On-chip AI processing
The Cortex-R82 chip is also capable of handling machine learning tasks using ARM’s Neon technology, an advanced extension of the SIMD (Single Instruction Multiple Data) architecture that accelerates signal processing algorithms and functions to increase the performance of certain applications, in particular machine learning tasks. ARM claims that Neon technology accelerates neural network performance by up to 14 times compared to the previous generation R8 chip.

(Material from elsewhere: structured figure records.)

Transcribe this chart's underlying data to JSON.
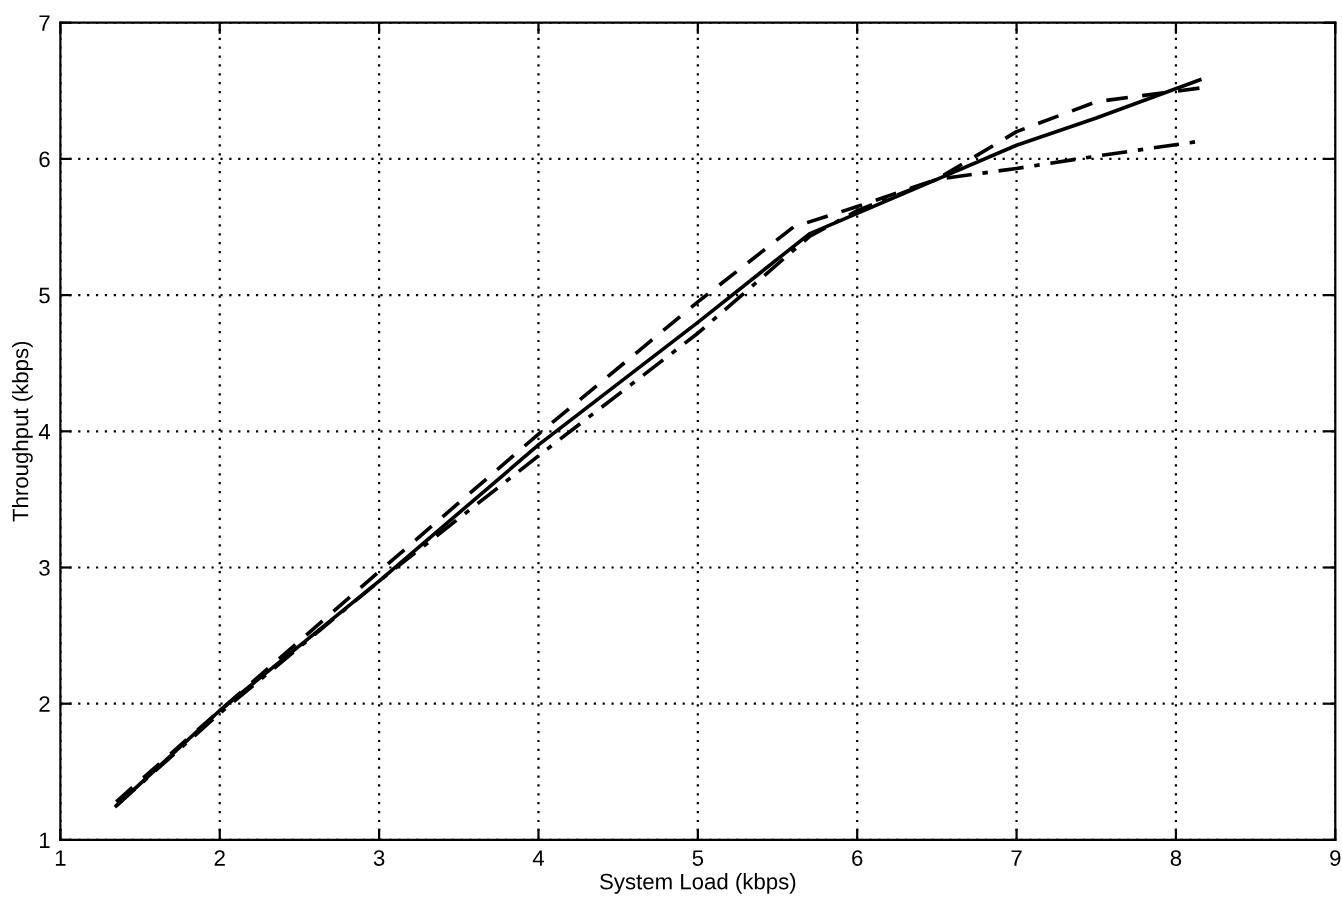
{
  "chart_data": {
    "type": "line",
    "xlabel": "System Load (kbps)",
    "ylabel": "Throughput (kbps)",
    "xlim": [
      1,
      9
    ],
    "ylim": [
      1,
      7
    ],
    "xticks": [
      1,
      2,
      3,
      4,
      5,
      6,
      7,
      8,
      9
    ],
    "yticks": [
      1,
      2,
      3,
      4,
      5,
      6,
      7
    ],
    "grid": true,
    "legend": false,
    "series": [
      {
        "color": "#000000",
        "line_style": "solid",
        "x": [
          1.35,
          2,
          3,
          4,
          5,
          5.7,
          6,
          6.5,
          7,
          7.5,
          8.15
        ],
        "values": [
          1.25,
          1.95,
          2.9,
          3.9,
          4.8,
          5.45,
          5.6,
          5.85,
          6.1,
          6.3,
          6.58
        ]
      },
      {
        "color": "#000000",
        "line_style": "dashed",
        "x": [
          1.35,
          2,
          3,
          4,
          5,
          5.6,
          6,
          6.5,
          7,
          7.5,
          8.15
        ],
        "values": [
          1.28,
          1.95,
          2.97,
          3.98,
          4.95,
          5.5,
          5.65,
          5.85,
          6.2,
          6.42,
          6.52
        ]
      },
      {
        "color": "#000000",
        "line_style": "dashdot",
        "x": [
          1.35,
          2,
          3,
          4,
          5,
          5.7,
          6,
          6.5,
          7,
          7.5,
          8.15
        ],
        "values": [
          1.25,
          1.93,
          2.9,
          3.82,
          4.72,
          5.43,
          5.62,
          5.85,
          5.93,
          6.02,
          6.13
        ]
      }
    ]
  }
}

Another relatively important fact to note: the optional Memory Management Unit (MMU) allows rich operating systems, such as Linux, to be run on the chip separately from the main operating system. Thus, a storage array can have its own multi-core processor, memory space, and operating system to perform both storage processing and data processing completely independently of the main system. We therefore have two operating environments on the chip and we can assign cores to both tasks. This is particularly important for machine learning because the size of datasets is growing at an astonishing rate, so the storage and ongoing processing of data could overwhelm core processors. The fewer calls to main memory and the CPU or GPU, the better.
Coming soon
The Cortex-R82 chip does not do speculative execution, which means that its processing capacity is not equivalent to that of a Xeon or Ampere chip. But it can perform real-time processing which could be very useful for cleaning up datasets, processing raw data, offloading the main chip from initial data processing, and freeing up the CPU for processing relevant tasks. For the moment, ARM has not indicated when its Cortex-R82 chip will be available.